Search code examples
c++fileioicu

Get a UFILE back to one of its previous state


I am currently using the ICU library for parsing some Unicode text in C++. The parser may fail, so when it fails I need a rollback. For example, we might want to match a sequence aaab, but after the aaa we get a c, then the whole matching fails, and logically we should roll back to just before the first a, and prepare for a next matching.

I know when we are using a FILE * in <stdio.h>, we can just seek the file pointer to a place we save in advance.

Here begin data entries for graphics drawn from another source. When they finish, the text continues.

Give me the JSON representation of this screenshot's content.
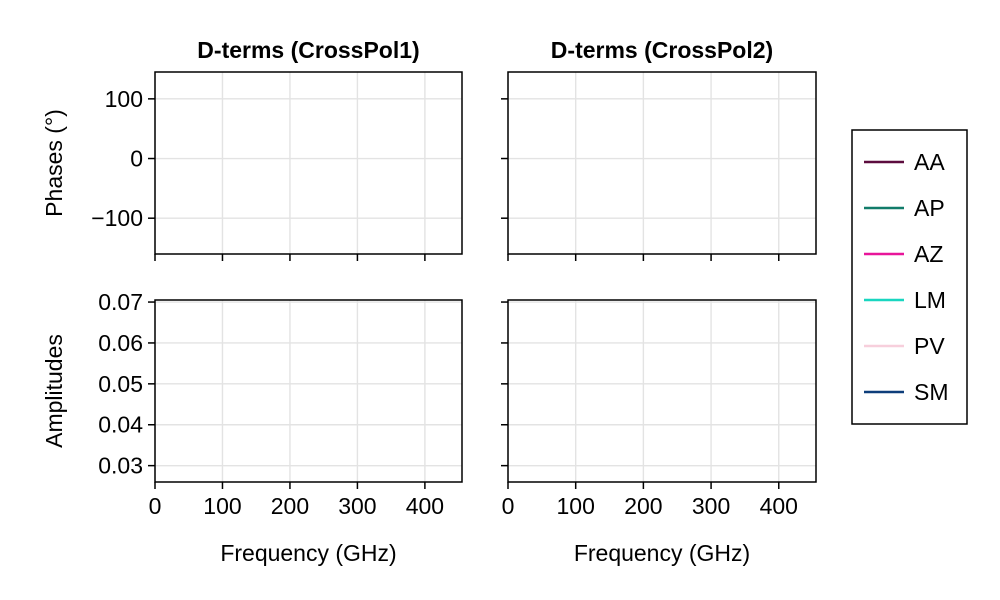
{
  "chart_data": {
    "type": "line",
    "panels": [
      {
        "id": "phase-crosspol1",
        "title": "D-terms (CrossPol1)",
        "ylabel": "Phases (°)",
        "xlabel": "",
        "xlim": [
          0,
          455
        ],
        "ylim": [
          -160,
          145
        ],
        "xticks": [
          0,
          100,
          200,
          300,
          400
        ],
        "xtick_labels": [
          "",
          "",
          "",
          "",
          ""
        ],
        "yticks": [
          100,
          0,
          -100
        ],
        "ytick_labels": [
          "100",
          "0",
          "−100"
        ],
        "series": []
      },
      {
        "id": "phase-crosspol2",
        "title": "D-terms (CrossPol2)",
        "ylabel": "",
        "xlabel": "",
        "xlim": [
          0,
          455
        ],
        "ylim": [
          -160,
          145
        ],
        "xticks": [
          0,
          100,
          200,
          300,
          400
        ],
        "xtick_labels": [
          "",
          "",
          "",
          "",
          ""
        ],
        "yticks": [
          100,
          0,
          -100
        ],
        "ytick_labels": [
          "",
          "",
          ""
        ],
        "series": []
      },
      {
        "id": "amp-crosspol1",
        "title": "",
        "ylabel": "Amplitudes",
        "xlabel": "Frequency (GHz)",
        "xlim": [
          0,
          455
        ],
        "ylim": [
          0.026,
          0.0705
        ],
        "xticks": [
          0,
          100,
          200,
          300,
          400
        ],
        "xtick_labels": [
          "0",
          "100",
          "200",
          "300",
          "400"
        ],
        "yticks": [
          0.07,
          0.06,
          0.05,
          0.04,
          0.03
        ],
        "ytick_labels": [
          "0.07",
          "0.06",
          "0.05",
          "0.04",
          "0.03"
        ],
        "series": []
      },
      {
        "id": "amp-crosspol2",
        "title": "",
        "ylabel": "",
        "xlabel": "Frequency (GHz)",
        "xlim": [
          0,
          455
        ],
        "ylim": [
          0.026,
          0.0705
        ],
        "xticks": [
          0,
          100,
          200,
          300,
          400
        ],
        "xtick_labels": [
          "0",
          "100",
          "200",
          "300",
          "400"
        ],
        "yticks": [
          0.07,
          0.06,
          0.05,
          0.04,
          0.03
        ],
        "ytick_labels": [
          "",
          "",
          "",
          "",
          ""
        ],
        "series": []
      }
    ],
    "grid": true,
    "legend_position": "right",
    "legend": [
      {
        "label": "AA",
        "color": "#5c0c3e"
      },
      {
        "label": "AP",
        "color": "#127c6a"
      },
      {
        "label": "AZ",
        "color": "#e8159a"
      },
      {
        "label": "LM",
        "color": "#19d6c0"
      },
      {
        "label": "PV",
        "color": "#f7cfdc"
      },
      {
        "label": "SM",
        "color": "#0d3d7a"
      }
    ]
  }
}
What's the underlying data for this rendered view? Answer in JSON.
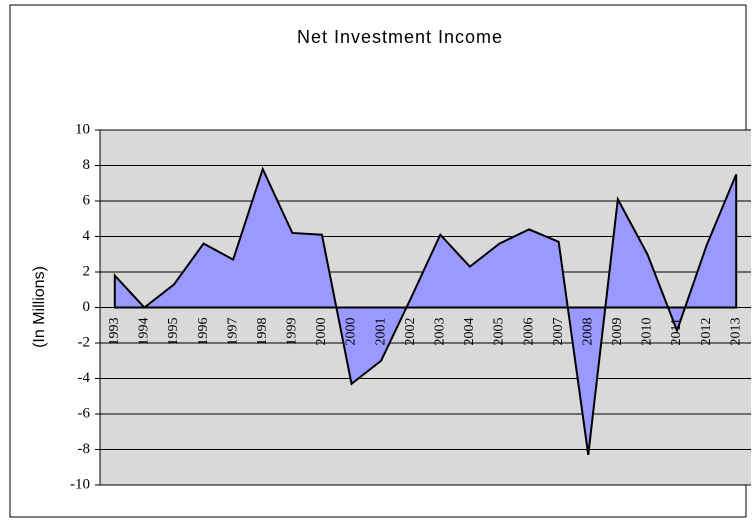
{
  "chart_data": {
    "type": "area",
    "title": "Net Investment Income",
    "y_label": "(In Millions)",
    "categories": [
      "1993",
      "1994",
      "1995",
      "1996",
      "1997",
      "1998",
      "1999",
      "2000",
      "2000",
      "2001",
      "2002",
      "2003",
      "2004",
      "2005",
      "2006",
      "2007",
      "2008",
      "2009",
      "2010",
      "2011",
      "2012",
      "2013"
    ],
    "values": [
      1.8,
      0,
      1.3,
      3.6,
      2.7,
      7.8,
      4.2,
      4.1,
      -4.3,
      -3.0,
      0.5,
      4.1,
      2.3,
      3.6,
      4.4,
      3.7,
      -8.3,
      6.1,
      3.0,
      -1.3,
      3.5,
      7.5
    ],
    "color": "#9999ff",
    "ylim": [
      -10,
      10
    ],
    "yticks": [
      -10,
      -8,
      -6,
      -4,
      -2,
      0,
      2,
      4,
      6,
      8,
      10
    ],
    "grid": true
  }
}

FILE* file = fopen("...", "r");
long pos = ftell(file);
// ... read some characters from (FILE *) file
fseek(file, pos, SEEK_SET);

I tried this in ICU, using the u_fgetfile function to get a FILE * from UFILE, and seek the file pointer in that FILE *.

UFILE* file = u_fopen("...", "r", nullptr, nullptr);
FILE* internal_file = u_fgetfile(file);
long pos = ftell(internal_file);
// ... read some characters from (UFILE *) file
fseek(file, pos, SEEK_SET);

But in my test cases, it turns out that the file pointer (returned from ftell) is always at the end of the file. Since the file I tested with is a rather small file (only 16 characters is in the file), I guess that ICU has read the file before I required it to read, and then cached the result, so the file pointer in FILE is not synchronized with the current position I am reading from.

Also, the documentation of ICU said that

The FILE must not be modified or closed

So I guess I am not allowed to seek the file pointer of the FILE.

It is quite difficult to keep track of all the characters I read from the UFILE, for it is scattered in tens of functions. So I cannot think of a way to use u_fungetc since it requires me to know what character I want to put back. Also, calling u_fungetc means linear time for rolling back, so I wonder whether there is a faster method.

So is it possible to somehow save the status of a UFILE, and recover to that state after reading some characters from it?


Solution

  • Seems that nobody is going to answer this question, so I am here to give my temporary solution, in case that anyone might need it.

    I will just use a ring buffer for cache, and use the cache instead of directly using the UFILE.